Non avevo mai letto nulla di Mishima, non mi attraeva molto l’idea della sua scrittura, me la immaginavo dura e pura, racconti che valorizzassero il Giappone e le sue tradizioni. Invece è stata una grande sorpresa. Mishima, che non è neanche il suo vero nome, ha un tratto delicato, sognante per certi versi. Alcune sue metafore mi hanno lasciato a bocca aperta per la leggerezza e l’affilatezza con la quale tagliano. Mishima è ambiguo, la sua scrittura è ambigua, la sua sessualità è ambigua. Si vede come gode nel descrivere il fisico e il bel viso di Senkichi, un giovane barista di un gay bar del quale la protagonista Taeko si innamora. Taeko stessa non è per nulla la donna tradizionale ideale che mi immaginavo Mishima volesse descrivere.

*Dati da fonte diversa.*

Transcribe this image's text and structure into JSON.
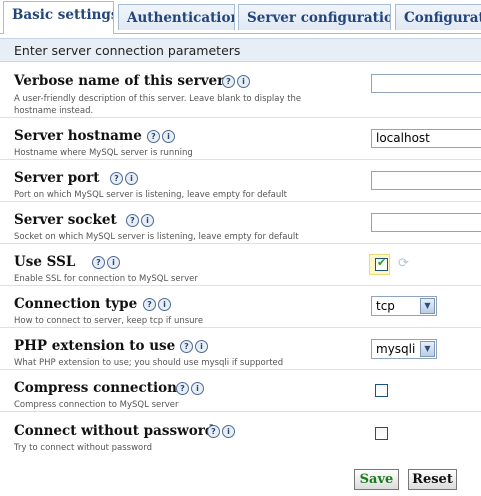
{
  "tabs": [
    {
      "label": "Basic settings",
      "active": true
    },
    {
      "label": "Authentication"
    },
    {
      "label": "Server configuration"
    },
    {
      "label": "Configurati"
    }
  ],
  "intro": "Enter server connection parameters",
  "rows": [
    {
      "title": "Verbose name of this server",
      "desc": "A user-friendly description of this server. Leave blank to display the hostname instead.",
      "value": ""
    },
    {
      "title": "Server hostname",
      "desc": "Hostname where MySQL server is running",
      "value": "localhost"
    },
    {
      "title": "Server port",
      "desc": "Port on which MySQL server is listening, leave empty for default",
      "value": ""
    },
    {
      "title": "Server socket",
      "desc": "Socket on which MySQL server is listening, leave empty for default",
      "value": ""
    },
    {
      "title": "Use SSL",
      "desc": "Enable SSL for connection to MySQL server",
      "checked": true
    },
    {
      "title": "Connection type",
      "desc": "How to connect to server, keep tcp if unsure",
      "selected": "tcp"
    },
    {
      "title": "PHP extension to use",
      "desc": "What PHP extension to use; you should use mysqli if supported",
      "selected": "mysqli"
    },
    {
      "title": "Compress connection",
      "desc": "Compress connection to MySQL server",
      "checked": false
    },
    {
      "title": "Connect without password",
      "desc": "Try to connect without password",
      "checked": false
    }
  ],
  "buttons": {
    "save": "Save",
    "reset": "Reset"
  },
  "icons": {
    "help": "help-icon",
    "info": "info-icon",
    "restore": "restore-default-icon"
  }
}
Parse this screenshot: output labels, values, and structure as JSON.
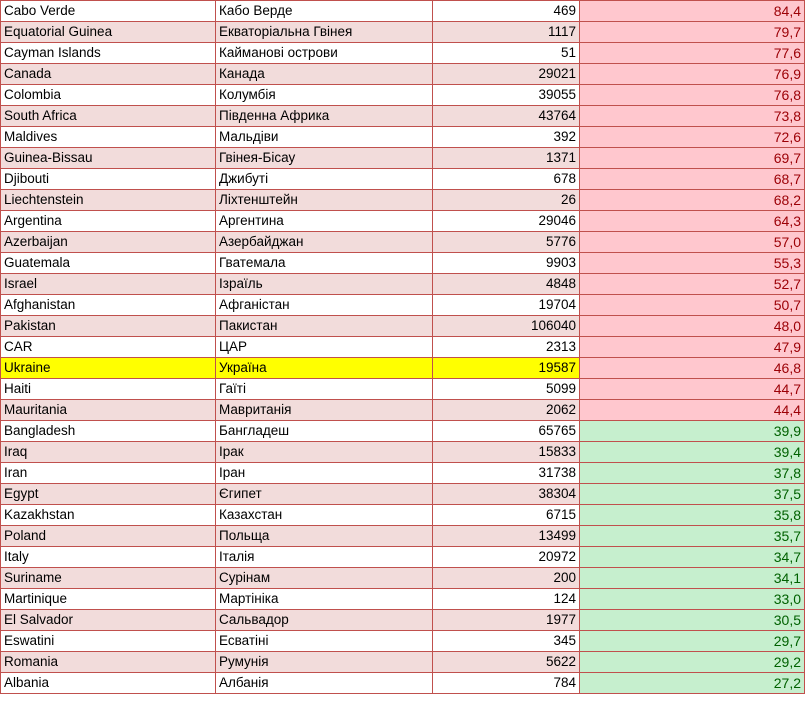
{
  "table": {
    "rows": [
      {
        "en": "Cabo Verde",
        "ua": "Кабо Верде",
        "count": "469",
        "value": "84,4",
        "status": "high"
      },
      {
        "en": "Equatorial Guinea",
        "ua": "Екваторіальна Гвінея",
        "count": "1117",
        "value": "79,7",
        "status": "high"
      },
      {
        "en": "Cayman Islands",
        "ua": "Кайманові острови",
        "count": "51",
        "value": "77,6",
        "status": "high"
      },
      {
        "en": "Canada",
        "ua": "Канада",
        "count": "29021",
        "value": "76,9",
        "status": "high"
      },
      {
        "en": "Colombia",
        "ua": "Колумбія",
        "count": "39055",
        "value": "76,8",
        "status": "high"
      },
      {
        "en": "South Africa",
        "ua": "Південна Африка",
        "count": "43764",
        "value": "73,8",
        "status": "high"
      },
      {
        "en": "Maldives",
        "ua": "Мальдіви",
        "count": "392",
        "value": "72,6",
        "status": "high"
      },
      {
        "en": "Guinea-Bissau",
        "ua": "Гвінея-Бісау",
        "count": "1371",
        "value": "69,7",
        "status": "high"
      },
      {
        "en": "Djibouti",
        "ua": "Джибуті",
        "count": "678",
        "value": "68,7",
        "status": "high"
      },
      {
        "en": "Liechtenstein",
        "ua": "Ліхтенштейн",
        "count": "26",
        "value": "68,2",
        "status": "high"
      },
      {
        "en": "Argentina",
        "ua": "Аргентина",
        "count": "29046",
        "value": "64,3",
        "status": "high"
      },
      {
        "en": "Azerbaijan",
        "ua": "Азербайджан",
        "count": "5776",
        "value": "57,0",
        "status": "high"
      },
      {
        "en": "Guatemala",
        "ua": "Гватемала",
        "count": "9903",
        "value": "55,3",
        "status": "high"
      },
      {
        "en": "Israel",
        "ua": "Ізраїль",
        "count": "4848",
        "value": "52,7",
        "status": "high"
      },
      {
        "en": "Afghanistan",
        "ua": "Афганістан",
        "count": "19704",
        "value": "50,7",
        "status": "high"
      },
      {
        "en": "Pakistan",
        "ua": "Пакистан",
        "count": "106040",
        "value": "48,0",
        "status": "high"
      },
      {
        "en": "CAR",
        "ua": "ЦАР",
        "count": "2313",
        "value": "47,9",
        "status": "high"
      },
      {
        "en": "Ukraine",
        "ua": "Україна",
        "count": "19587",
        "value": "46,8",
        "status": "high",
        "highlight": true
      },
      {
        "en": "Haiti",
        "ua": "Гаїті",
        "count": "5099",
        "value": "44,7",
        "status": "high"
      },
      {
        "en": "Mauritania",
        "ua": "Мавританія",
        "count": "2062",
        "value": "44,4",
        "status": "high"
      },
      {
        "en": "Bangladesh",
        "ua": "Бангладеш",
        "count": "65765",
        "value": "39,9",
        "status": "low"
      },
      {
        "en": "Iraq",
        "ua": "Ірак",
        "count": "15833",
        "value": "39,4",
        "status": "low"
      },
      {
        "en": "Iran",
        "ua": "Іран",
        "count": "31738",
        "value": "37,8",
        "status": "low"
      },
      {
        "en": "Egypt",
        "ua": "Єгипет",
        "count": "38304",
        "value": "37,5",
        "status": "low"
      },
      {
        "en": "Kazakhstan",
        "ua": "Казахстан",
        "count": "6715",
        "value": "35,8",
        "status": "low"
      },
      {
        "en": "Poland",
        "ua": "Польща",
        "count": "13499",
        "value": "35,7",
        "status": "low"
      },
      {
        "en": "Italy",
        "ua": "Італія",
        "count": "20972",
        "value": "34,7",
        "status": "low"
      },
      {
        "en": "Suriname",
        "ua": "Сурінам",
        "count": "200",
        "value": "34,1",
        "status": "low"
      },
      {
        "en": "Martinique",
        "ua": "Мартініка",
        "count": "124",
        "value": "33,0",
        "status": "low"
      },
      {
        "en": "El Salvador",
        "ua": "Сальвадор",
        "count": "1977",
        "value": "30,5",
        "status": "low"
      },
      {
        "en": "Eswatini",
        "ua": "Есватіні",
        "count": "345",
        "value": "29,7",
        "status": "low"
      },
      {
        "en": "Romania",
        "ua": "Румунія",
        "count": "5622",
        "value": "29,2",
        "status": "low"
      },
      {
        "en": "Albania",
        "ua": "Албанія",
        "count": "784",
        "value": "27,2",
        "status": "low"
      }
    ]
  },
  "colors": {
    "border": "#c0504d",
    "band": "#f2dcdb",
    "highlight": "#ffff00",
    "high_fill": "#ffc7ce",
    "high_text": "#9c0006",
    "low_fill": "#c6efce",
    "low_text": "#006100"
  }
}
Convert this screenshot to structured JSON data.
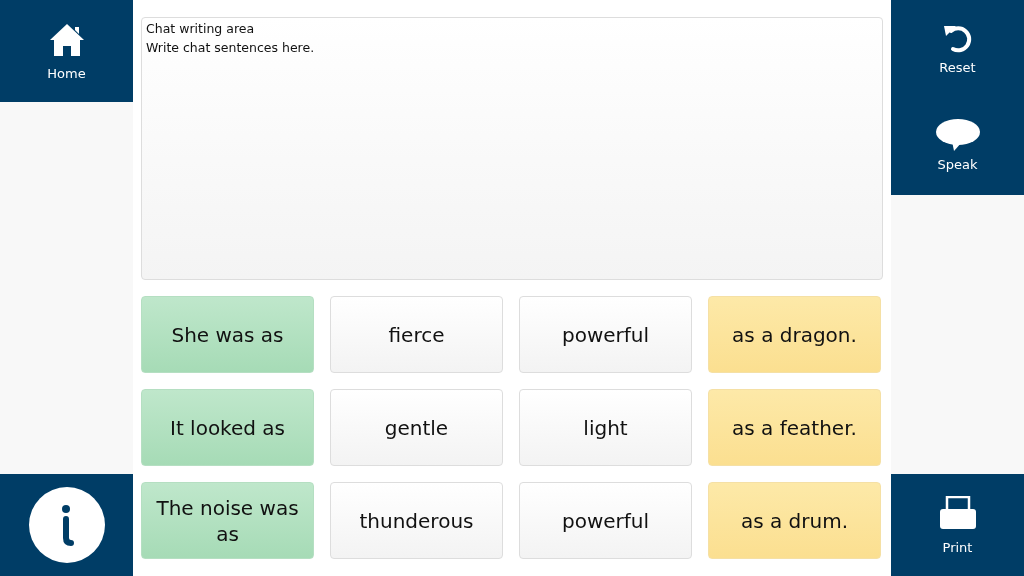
{
  "left_nav": {
    "home": {
      "label": "Home"
    }
  },
  "right_nav": [
    {
      "kind": "reset",
      "label": "Reset"
    },
    {
      "kind": "speak",
      "label": "Speak"
    }
  ],
  "chat_area": {
    "label": "Chat writing area",
    "placeholder": "Write chat sentences here."
  },
  "tiles": [
    [
      {
        "kind": "start",
        "text": "She was as"
      },
      {
        "kind": "word",
        "text": "fierce"
      },
      {
        "kind": "word",
        "text": "powerful"
      },
      {
        "kind": "end",
        "text": "as a dragon."
      }
    ],
    [
      {
        "kind": "start",
        "text": "It looked as"
      },
      {
        "kind": "word",
        "text": "gentle"
      },
      {
        "kind": "word",
        "text": "light"
      },
      {
        "kind": "end",
        "text": "as a feather."
      }
    ],
    [
      {
        "kind": "start",
        "text": "The noise was as"
      },
      {
        "kind": "word",
        "text": "thunderous"
      },
      {
        "kind": "word",
        "text": "powerful"
      },
      {
        "kind": "end",
        "text": "as a drum."
      }
    ]
  ],
  "print": {
    "label": "Print"
  }
}
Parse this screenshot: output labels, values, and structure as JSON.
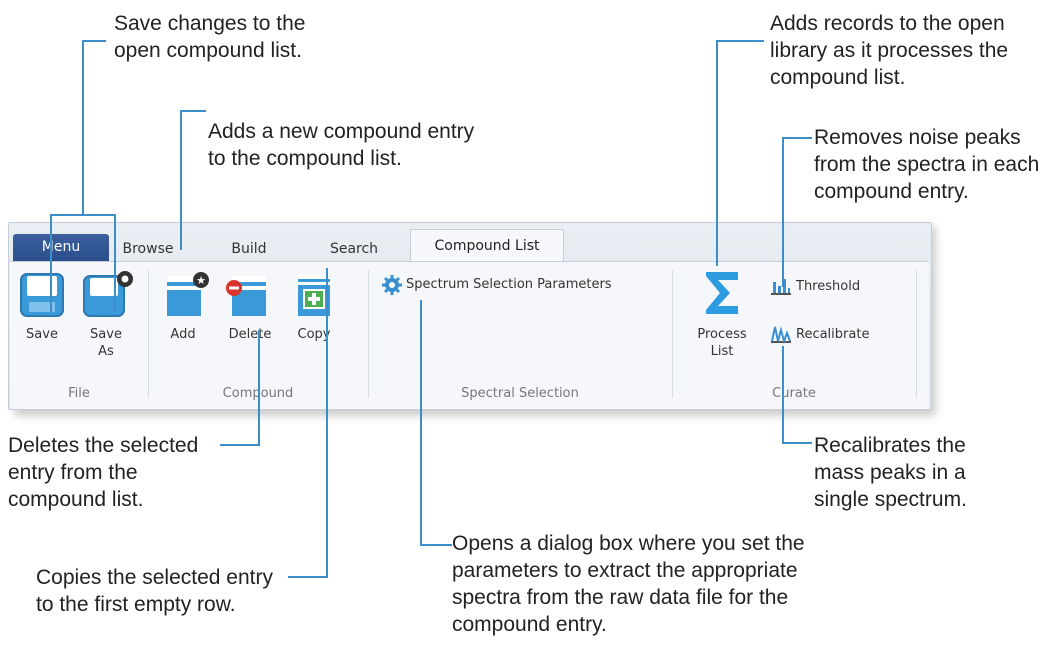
{
  "callouts": {
    "save": "Save changes to the\nopen compound list.",
    "add": "Adds a new compound entry\nto the compound list.",
    "process": "Adds records to the open\nlibrary as it processes the\ncompound list.",
    "threshold": "Removes noise peaks\nfrom the spectra in each\ncompound entry.",
    "delete": "Deletes the selected\nentry from the\ncompound list.",
    "copy": "Copies the selected entry\nto the first empty row.",
    "recalibrate": "Recalibrates the\nmass peaks in a\nsingle spectrum.",
    "spectrum": "Opens a dialog box where you set the\nparameters to extract the appropriate\nspectra from the raw data file for the\ncompound entry."
  },
  "tabs": {
    "menu": "Menu",
    "browse": "Browse",
    "build": "Build",
    "search": "Search",
    "compound_list": "Compound List"
  },
  "buttons": {
    "save": "Save",
    "save_as": "Save\nAs",
    "add": "Add",
    "delete": "Delete",
    "copy": "Copy",
    "spectrum_selection": "Spectrum Selection Parameters",
    "process_list": "Process\nList",
    "threshold": "Threshold",
    "recalibrate": "Recalibrate"
  },
  "groups": {
    "file": "File",
    "compound": "Compound",
    "spectral_selection": "Spectral Selection",
    "curate": "Curate"
  },
  "colors": {
    "callout_line": "#3c8dc8",
    "menu_tab": "#2b4e8c",
    "icon_blue": "#3a9ad9"
  }
}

Lei a trentanove anni, è divorziata e ha una boutique di alta moda, è raffinata, colta e estremamente occidentalizzata a tal punto che ha orrore nel vedere i tradizionali zoccoli ai piedi di Senkichi. Quindi lei è la protagonista, ma dove cavolo è il sentimento giapponese che cercavo nella scrittura di Mishima? Forse in Senkichi a questo punto, dev’essere lui l’Ubermensch. No, assolutamente no, ma qui non vado a fare spoiler. In questo libro non ho trovato traccia di nazionalismo o roba del genere, ma una grande storia d’amore tra due poli nettamente opposti. Subito dopo aver finito il libro ho pensato che il titolo fosse sbagliato, più che una scuola della carne mi sembrava un gioco, una partita della carne per il numero di volte che Taeko si ritrova a dire di star vincendo o perdendo contro Senkichi, infatti l’amore è una partita a scacchi in cui le due parti tentano disperatamente di mantenere il controllo.

Solo quando la partita finisce e una delle due vince allora si capisce se è amore vero, quell’amore sincero che non ha bisogno di trame e sottotrame per poter sopravvivere. Passiamo la vita a giocare a fare l’amore, non ho mai vinto, sono sempre uscito sconfitto dal turbine di passione, spesso zoppicante e ferito, ma sempre con una lezione importante appresa. Ecco, arrivato a questo punto ho capito il vero senso del titolo scelto da Mishima. Digerito il libro mi sento come se fossi appena uscito da una relazione finita male, ma senza le ferite. La Scuola della Carne, l’unico vero diploma che conta nella ricerca del vero amore.

避けた痛みて、ありがとうございました。

La Scuola della Carne, Yukio Mishima, 2013, Feltrinelli Editore.